Alexander Soule Johnson was the youngest member of the Bogus Legislature at 23 years of age. He was born at the first Methodist Mission to the Shawnees in 1832. After early schooling at the Shawnee Manual Labor School with Indian classmates, he was sent to Central College in Fayette, Missouri where he studied under the Reverend Nathan Scarritt. In 1849, when Alexander was 17, Scarritt moved to the Shawnee Mission to start the "Western Academy" and Alexander followed him. In this academically rigorous school, Alexander Johnson completed his studies in 1851.
His first job after school was as clerk in J.G. Hamilton's store in Westport. Later he worked as clerk at A.T. Ward & Company, soon becoming a partner with Ward and later a partner in the successor company, J. Siddelsburger & Company of Kansas City. Siddelsburger was the leading forwarding and commission house in Kansas City, with a large share of the lucrative Santa Fe Trail trade before 1854. When Kansas became a territory, Johnson was appointed Deputy United States Surveyor. He surveyed Government lands in Johnson County and the lands of the Shawnee Indians under the terms of the new treaty. He continued as government surveyor until 1858, when he was given charge of the Manual Labor School and farm. He continued in that post until the mission closed in 1862. [Cutler, History, Shawnee County]
Johnson took no part in the pro-slavery Kansas Militia and did not interest himself in the Law and Order Party. He voted for Lincoln in 1860 and at the outbreak of the Civil War, openly declared for the Union. He organized a military company, subsequently made a part of the Thirteenth Infantry Regiment, Kansas Militia, of which he became Lieutenant Colonel. The Regiment was called into service October 9, 1864 to repel General Price's expedition to Western Missouri. It saw action at the Battles of Byram's Ford on the Big Blue River on October 22 and in the Battle of Westport on October 23. With the defeat of Price's army at Westport, the final effort by the Confederates west of the Mississippi was broken. [Union Regimental Histories, Kansas 13th Militia Infantry]
The AT&SF Railroad was chartered in 1859.
Construction began in 1869.
Johnson was elected to the Kansas State Legislature as a Republican from Johnson County in 1866, and took a prominent part in railroad legislation. During his term of office, Johnson was hired by the Kansas City, Fort Scott & Gulf Railroad to manage its land holdings.

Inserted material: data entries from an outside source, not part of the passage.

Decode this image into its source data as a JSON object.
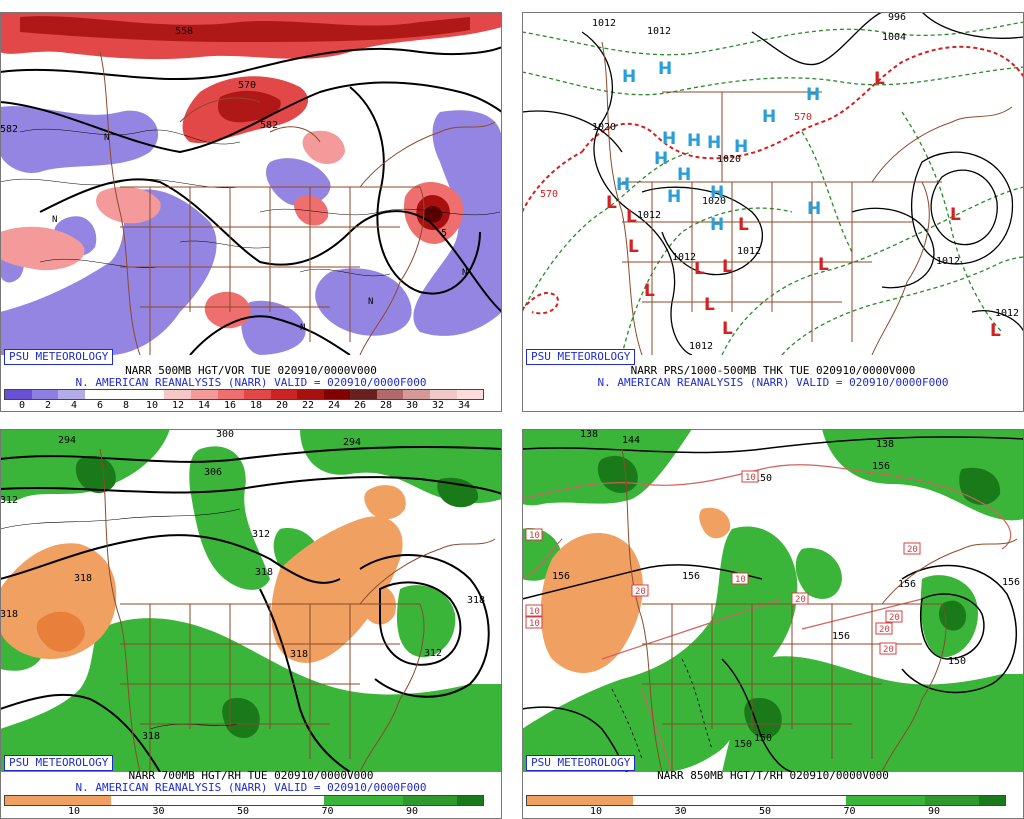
{
  "panels": [
    {
      "badge": "PSU METEOROLOGY",
      "title": "NARR 500MB HGT/VOR TUE 020910/0000V000",
      "subtitle": "N. AMERICAN REANALYSIS (NARR) VALID = 020910/0000F000",
      "colorbar": [
        "#6a50d6",
        "#8c7ee3",
        "#b4ace9",
        "#ffffff",
        "#ffffff",
        "#ffffff",
        "#f7c6c6",
        "#f49a9a",
        "#ef6e6e",
        "#e34848",
        "#cc2424",
        "#a81010",
        "#820000",
        "#6b2020",
        "#b06a6a",
        "#d49a9a",
        "#f1c8c8",
        "#ffdcdc"
      ],
      "ticks": [
        "0",
        "2",
        "4",
        "6",
        "8",
        "10",
        "12",
        "14",
        "16",
        "18",
        "20",
        "22",
        "24",
        "26",
        "28",
        "30",
        "32",
        "34"
      ],
      "labels": {
        "a": "558",
        "b": "582",
        "c": "570",
        "d": "582",
        "e": "5",
        "f": "N",
        "g": "N",
        "h": "N",
        "i": "N",
        "j": "N"
      }
    },
    {
      "badge": "PSU METEOROLOGY",
      "title": "NARR PRS/1000-500MB THK TUE 020910/0000V000",
      "subtitle": "N. AMERICAN REANALYSIS (NARR) VALID = 020910/0000F000",
      "labels": {
        "a": "1012",
        "b": "1012",
        "c": "1004",
        "d": "996",
        "e": "1020",
        "f": "1020",
        "g": "1020",
        "h": "1012",
        "i": "1012",
        "j": "1012",
        "k": "1012",
        "l": "1012",
        "m": "570",
        "n": "570",
        "o": "1012"
      },
      "high": "H",
      "low": "L"
    },
    {
      "badge": "PSU METEOROLOGY",
      "title": "NARR 700MB HGT/RH TUE 020910/0000V000",
      "subtitle": "N. AMERICAN REANALYSIS (NARR) VALID = 020910/0000F000",
      "colorbar": [
        "#f0a060",
        "#f0a060",
        "#f0a060",
        "#f0a060",
        "#ffffff",
        "#ffffff",
        "#ffffff",
        "#ffffff",
        "#ffffff",
        "#ffffff",
        "#ffffff",
        "#ffffff",
        "#3ab53a",
        "#3ab53a",
        "#3ab53a",
        "#2e9a2e",
        "#2e9a2e",
        "#1a7a1a"
      ],
      "ticks": [
        "10",
        "30",
        "50",
        "70",
        "90"
      ],
      "labels": {
        "a": "294",
        "b": "300",
        "c": "306",
        "d": "294",
        "e": "312",
        "f": "318",
        "g": "318",
        "h": "318",
        "i": "318",
        "j": "312",
        "k": "318",
        "l": "312",
        "m": "318"
      }
    },
    {
      "badge": "PSU METEOROLOGY",
      "title": "NARR 850MB HGT/T/RH 020910/0000V000",
      "subtitle": "",
      "colorbar": [
        "#f0a060",
        "#f0a060",
        "#f0a060",
        "#f0a060",
        "#ffffff",
        "#ffffff",
        "#ffffff",
        "#ffffff",
        "#ffffff",
        "#ffffff",
        "#ffffff",
        "#ffffff",
        "#3ab53a",
        "#3ab53a",
        "#3ab53a",
        "#2e9a2e",
        "#2e9a2e",
        "#1a7a1a"
      ],
      "ticks": [
        "10",
        "30",
        "50",
        "70",
        "90"
      ],
      "labels": {
        "a": "138",
        "b": "144",
        "c": "150",
        "d": "138",
        "e": "156",
        "f": "156",
        "g": "156",
        "h": "156",
        "i": "156",
        "j": "150",
        "k": "150",
        "l": "156",
        "m": "150"
      },
      "boxes": [
        "10",
        "10",
        "10",
        "10",
        "10",
        "20",
        "20",
        "20",
        "20",
        "20",
        "20",
        "10"
      ]
    }
  ]
}
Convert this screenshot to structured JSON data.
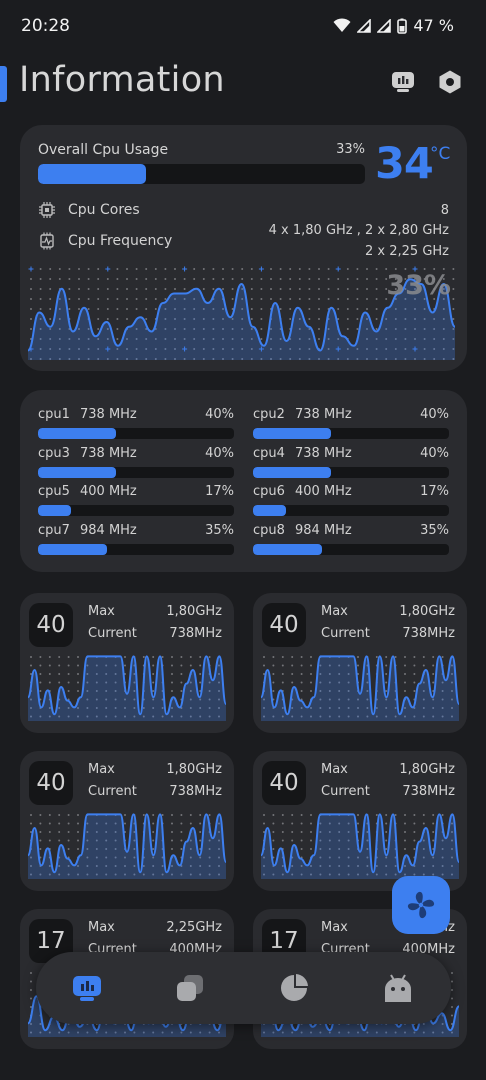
{
  "status_bar": {
    "time": "20:28",
    "battery": "47 %"
  },
  "header": {
    "title": "Information",
    "left_icon": "chip-info-icon",
    "right_icon": "settings-hex-icon"
  },
  "overall": {
    "label": "Overall Cpu Usage",
    "percent": "33%",
    "usage_fraction": 0.33,
    "temperature": "34",
    "temperature_unit": "°C",
    "cores_label": "Cpu Cores",
    "cores_value": "8",
    "freq_label": "Cpu Frequency",
    "freq_line1": "4 x 1,80 GHz , 2 x 2,80 GHz",
    "freq_line2": "2 x 2,25 GHz",
    "graph_percent": "33%"
  },
  "cores": [
    {
      "name": "cpu1",
      "freq": "738 MHz",
      "percent": "40%",
      "load": 0.4
    },
    {
      "name": "cpu2",
      "freq": "738 MHz",
      "percent": "40%",
      "load": 0.4
    },
    {
      "name": "cpu3",
      "freq": "738 MHz",
      "percent": "40%",
      "load": 0.4
    },
    {
      "name": "cpu4",
      "freq": "738 MHz",
      "percent": "40%",
      "load": 0.4
    },
    {
      "name": "cpu5",
      "freq": "400 MHz",
      "percent": "17%",
      "load": 0.17
    },
    {
      "name": "cpu6",
      "freq": "400 MHz",
      "percent": "17%",
      "load": 0.17
    },
    {
      "name": "cpu7",
      "freq": "984 MHz",
      "percent": "35%",
      "load": 0.35
    },
    {
      "name": "cpu8",
      "freq": "984 MHz",
      "percent": "35%",
      "load": 0.35
    }
  ],
  "core_cards": [
    {
      "load": "40",
      "max_label": "Max",
      "max_value": "1,80GHz",
      "current_label": "Current",
      "current_value": "738MHz"
    },
    {
      "load": "40",
      "max_label": "Max",
      "max_value": "1,80GHz",
      "current_label": "Current",
      "current_value": "738MHz"
    },
    {
      "load": "40",
      "max_label": "Max",
      "max_value": "1,80GHz",
      "current_label": "Current",
      "current_value": "738MHz"
    },
    {
      "load": "40",
      "max_label": "Max",
      "max_value": "1,80GHz",
      "current_label": "Current",
      "current_value": "738MHz"
    },
    {
      "load": "17",
      "max_label": "Max",
      "max_value": "2,25GHz",
      "current_label": "Current",
      "current_value": "400MHz"
    },
    {
      "load": "17",
      "max_label": "Max",
      "max_value": "2,25GHz",
      "current_label": "Current",
      "current_value": "400MHz"
    }
  ],
  "fab": {
    "icon": "fan-icon"
  },
  "bottom_nav": [
    {
      "id": "info",
      "icon": "chip-info-icon",
      "active": true
    },
    {
      "id": "apps",
      "icon": "stacked-squares-icon",
      "active": false
    },
    {
      "id": "storage",
      "icon": "pie-chart-icon",
      "active": false
    },
    {
      "id": "android",
      "icon": "android-icon",
      "active": false
    }
  ],
  "colors": {
    "accent": "#3d7ff0",
    "background": "#1b1c1f",
    "card": "#2a2b2f",
    "track": "#141517"
  }
}
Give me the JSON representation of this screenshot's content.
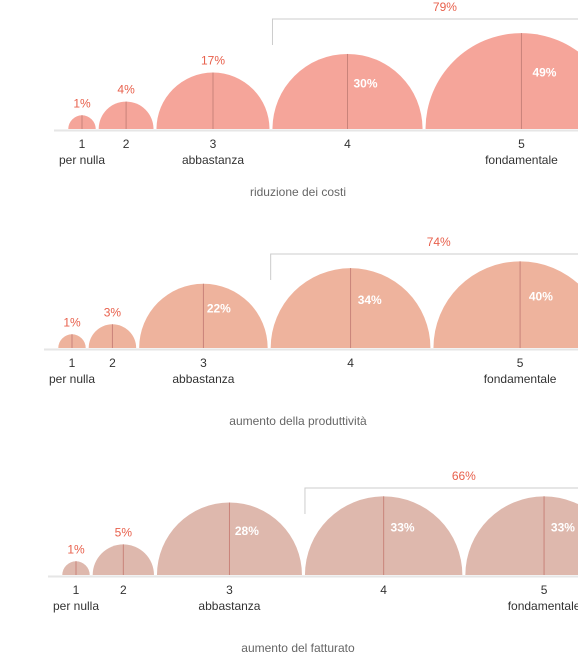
{
  "chart_data": [
    {
      "type": "semicircle-bubble",
      "caption": "riduzione dei costi",
      "color": "#f5a59a",
      "categories": [
        "1",
        "2",
        "3",
        "4",
        "5"
      ],
      "category_labels": [
        "per nulla",
        "",
        "abbastanza",
        "",
        "fondamentale"
      ],
      "values": [
        1,
        4,
        17,
        30,
        49
      ],
      "value_labels": [
        "1%",
        "4%",
        "17%",
        "30%",
        "49%"
      ],
      "bracket": {
        "categories": [
          "4",
          "5"
        ],
        "label": "79%"
      }
    },
    {
      "type": "semicircle-bubble",
      "caption": "aumento della produttività",
      "color": "#eeb39d",
      "categories": [
        "1",
        "2",
        "3",
        "4",
        "5"
      ],
      "category_labels": [
        "per nulla",
        "",
        "abbastanza",
        "",
        "fondamentale"
      ],
      "values": [
        1,
        3,
        22,
        34,
        40
      ],
      "value_labels": [
        "1%",
        "3%",
        "22%",
        "34%",
        "40%"
      ],
      "bracket": {
        "categories": [
          "4",
          "5"
        ],
        "label": "74%"
      }
    },
    {
      "type": "semicircle-bubble",
      "caption": "aumento del fatturato",
      "color": "#deb8ad",
      "categories": [
        "1",
        "2",
        "3",
        "4",
        "5"
      ],
      "category_labels": [
        "per nulla",
        "",
        "abbastanza",
        "",
        "fondamentale"
      ],
      "values": [
        1,
        5,
        28,
        33,
        33
      ],
      "value_labels": [
        "1%",
        "5%",
        "28%",
        "33%",
        "33%"
      ],
      "bracket": {
        "categories": [
          "4",
          "5"
        ],
        "label": "66%"
      }
    }
  ],
  "colors": {
    "accent_text": "#e8604c",
    "divider": "#c9837a",
    "baseline": "#e6e6e6",
    "bracket": "#cccccc"
  }
}
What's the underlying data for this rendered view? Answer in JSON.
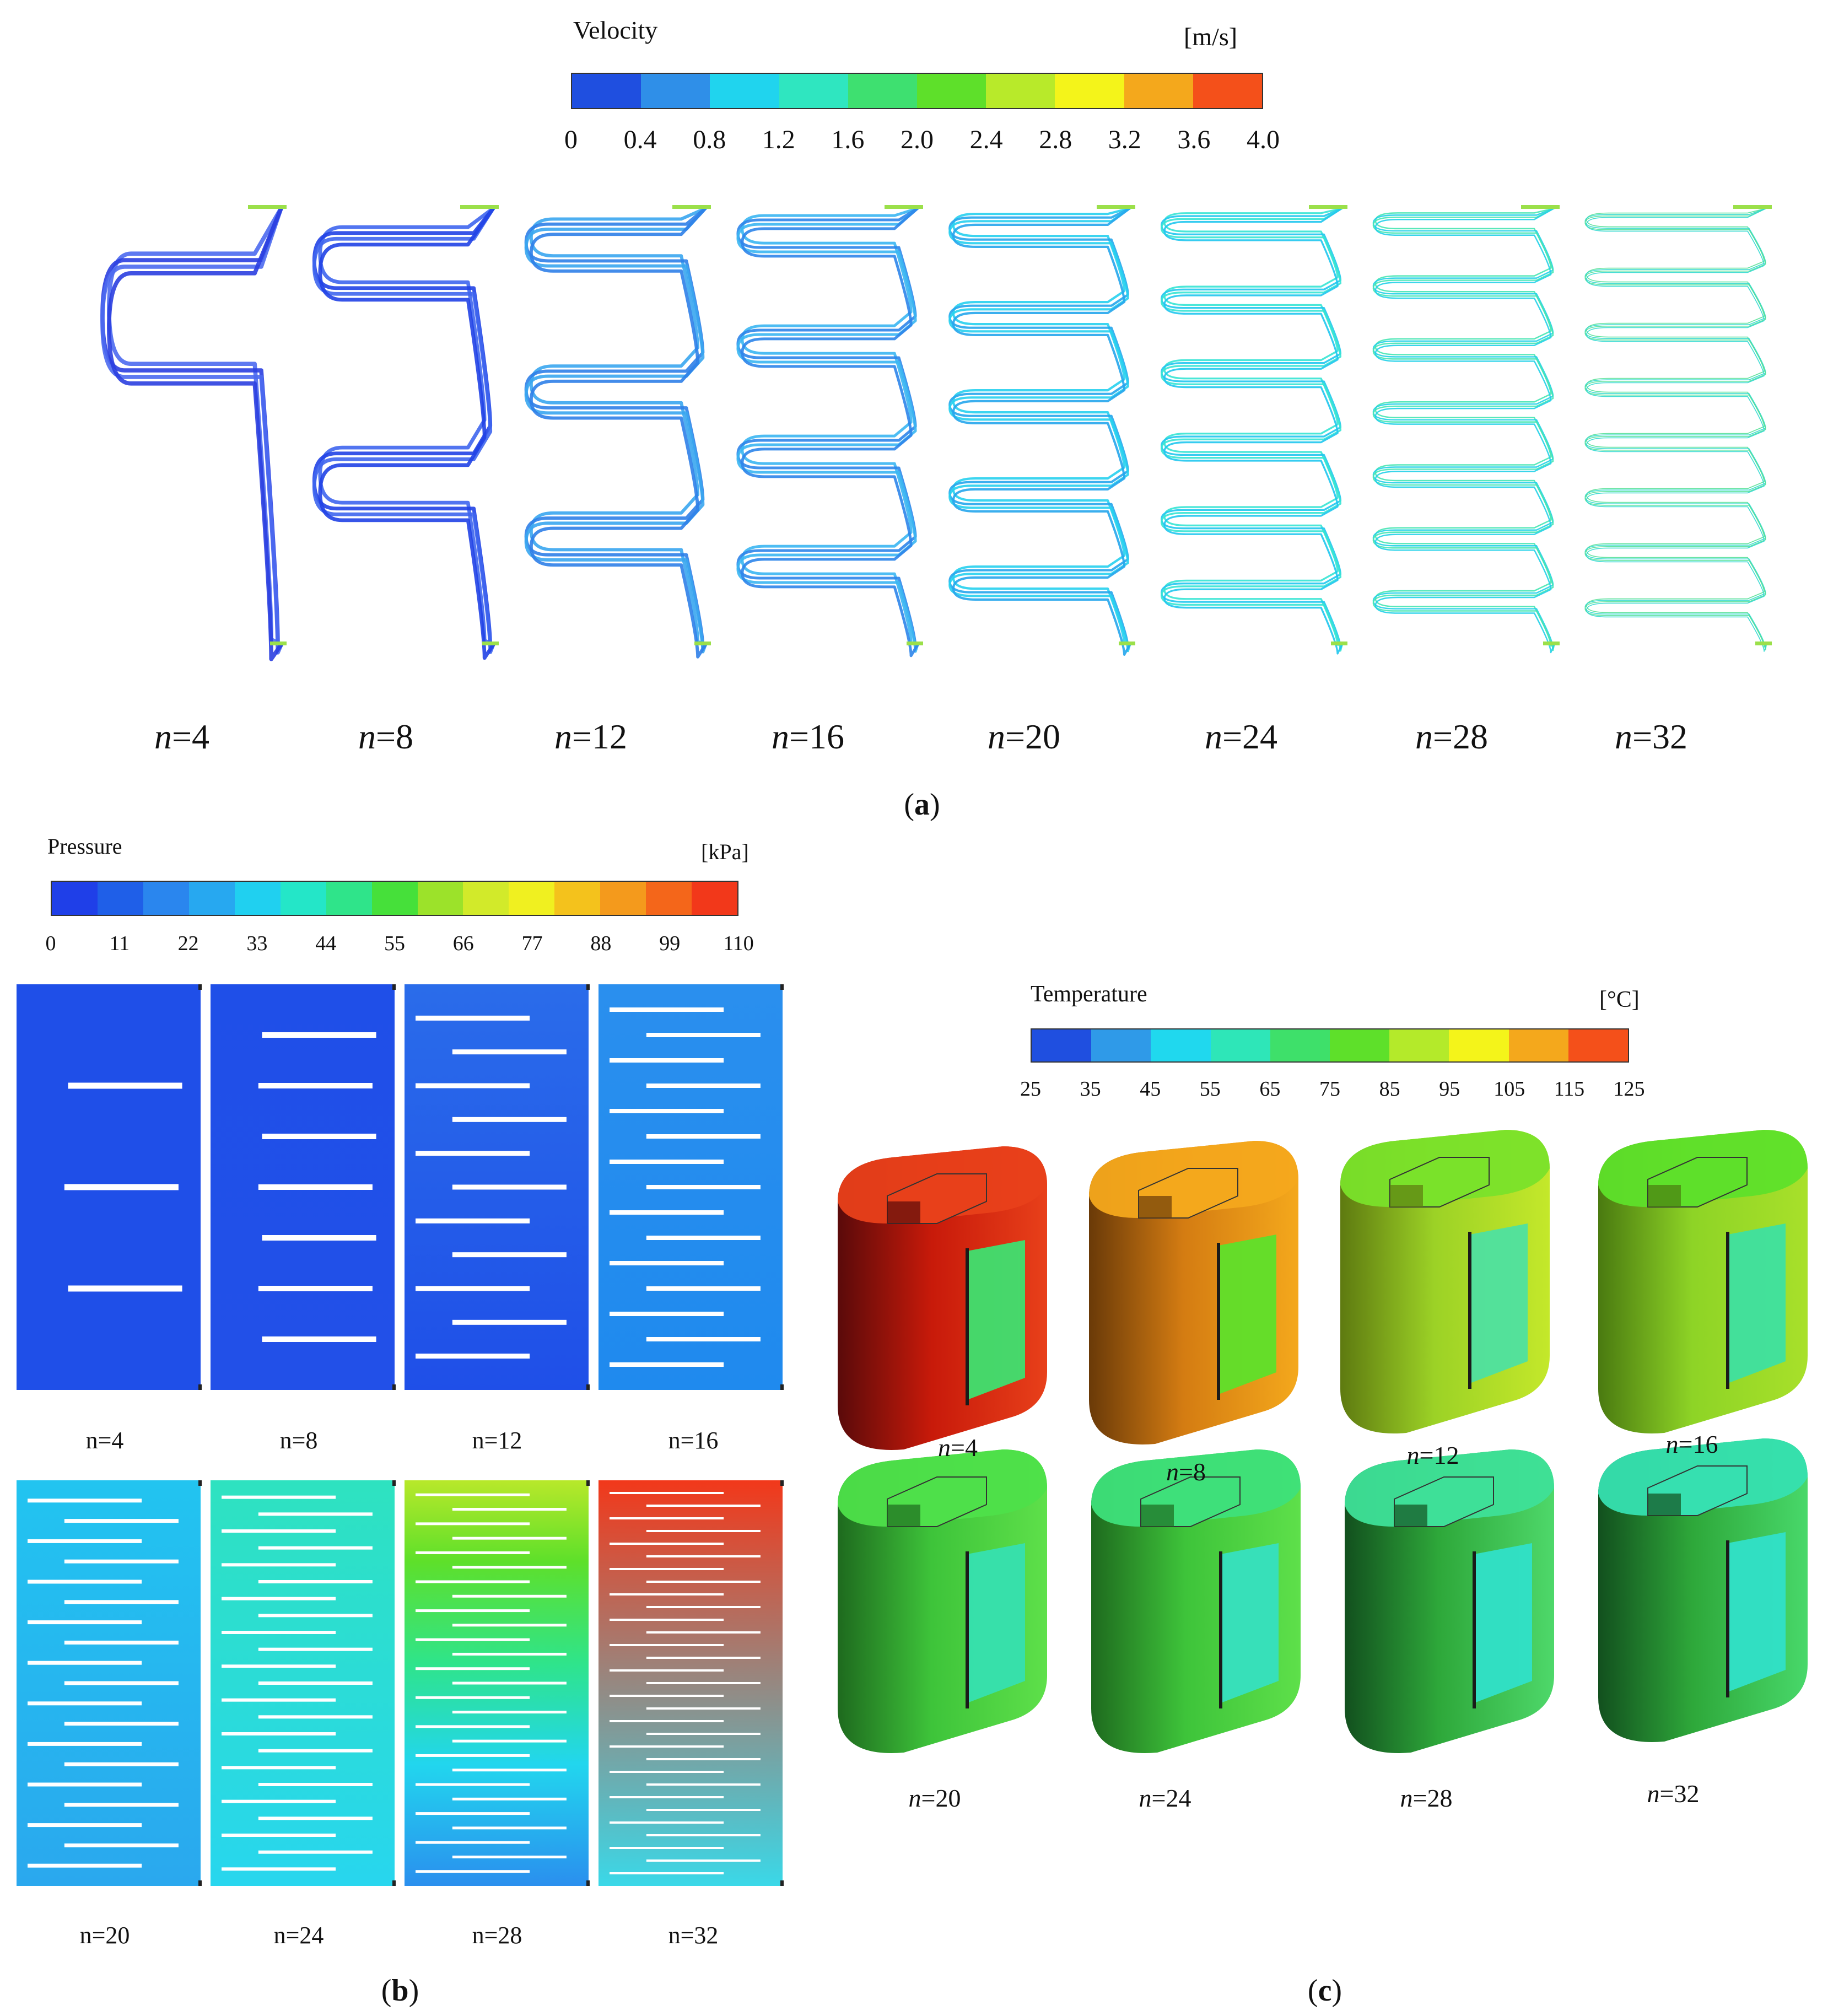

In 1870 he switched to the Atchison, Topeka & Santa Fe Railroad where he worked as appraiser of railroad lands, tax commissioner and finally as land commissioner. As land commissioner for the Santa Fe, he was instrumental in the development of a large part of southern and western Kansas where the railroad had been granted enormous holdings. [Cutler, History, Shawnee County] The town of Johnson City in Stanton County, laid out in 1885, was named for him. Johnson died at his large home in Topeka on December 9, 1904.